People continue to be displaced since the war and family separation, separation from traditional land, insecure living circumstances and the strain on host communities/families were reported as continuing impacts.
Finally, our informants reported a trans-generational impact on those born after the war through their exposure to a range of trauma-related aberrant behaviours displayed by parents and within the community at large.
Collectively, the mental health issues identified were described as having a broad impact on the social fabric of Bougainville society and, indirectly, on economic recovery.
There was a broad consensus concerning the priority need to address mental health issues to reduce the distress experienced by individuals and the burden of associated disturbed behaviours on families, community, health services, the police, the judiciary and educational institutions.
The overarching view of our informants was that addressing mental health issues, particularly trauma related aberrant behaviours, had the potential to: assist in healing relationships damaged during and since the conflict; support efforts to maintain and enhance the peace process; and encourage the re-engagement of those affected in purposeful and productive family, community and economic activity.
It was recognised that, in addition to the need for mental health and psycho-social services, traditional reconciliation ceremonies in which perpetrators compensate victims might play a complementary role in achieving healing for sides of the conflict.
While a range of government and non-government services, agencies and groups are confronted by mental health issues in their daily work, only a few agencies are specifically focused on assisting people with these problems.

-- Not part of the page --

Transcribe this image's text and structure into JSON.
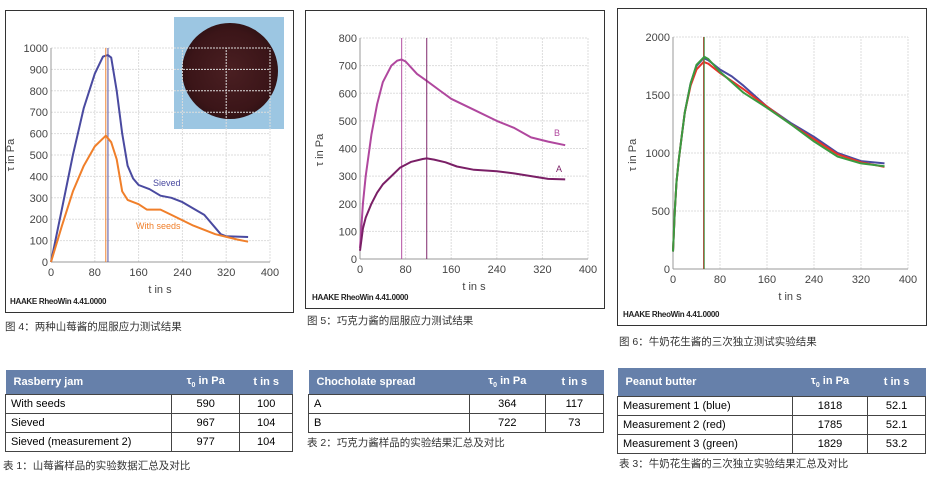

Two such agencies are the Nazareth Centre, which provides refuge for women and other survivors of family violence, youth who have substance abuse issues and treatment for former combatants; and the Leitana Nehan Women’s Development Agency, which provides counselling and referral related to gender based violence, trauma-related awareness raising programs and training for community based organisations.
In addition to the limited number of trained staff to address mental health issues across Bougainville, there are minimal resources to attend to people with severe mental disorders including those with psychotic disorders (schizophrenia, bipolar disorder, and other psychotic disorders), neuropsychiatric conditions/brain disorders, severe mood disorders and chronic traumatic stress disorders that are typically found in low-income, post-conflict settings.
At the time of writing, there is only one mental health nurse for the total Bougainville population of 254,000. Patients referred to the national hospital are assessed and treated by the mental health nurse supported by hospital physicians, noting that the hospital is distant from and difficult to access from many areas of Bougainville.
The only options for care for the more severely disturbed patients referred to the hospital are short-term accommodation in a centre designed principally to provide refuge for women experiencing domestic violence; being held in police cells with criminal offenders; or being transported by air (with medical and police escort) to the national capital, Port Moresby, for specialist treatment.
The inadequacies of the system add credence to observer reports that the mentally ill are at risk of neglect (and in some cases abuse) throughout Bougainville.
This brief overview indicates that while key individuals and agencies have worked valiantly over many years to address mental health and psycho-social issues, it is evident that the capacity within Bougainville to address them is severely limited relative to the demand.
On the positive side, important facilitating factors were made evident. A clear recognition of the need to address mental health was identified throughout the consultation process as was a strong interest in building Bougainville’s capacity to address these needs and the government’s interest in developing the necessary supportive policy and legislative framework.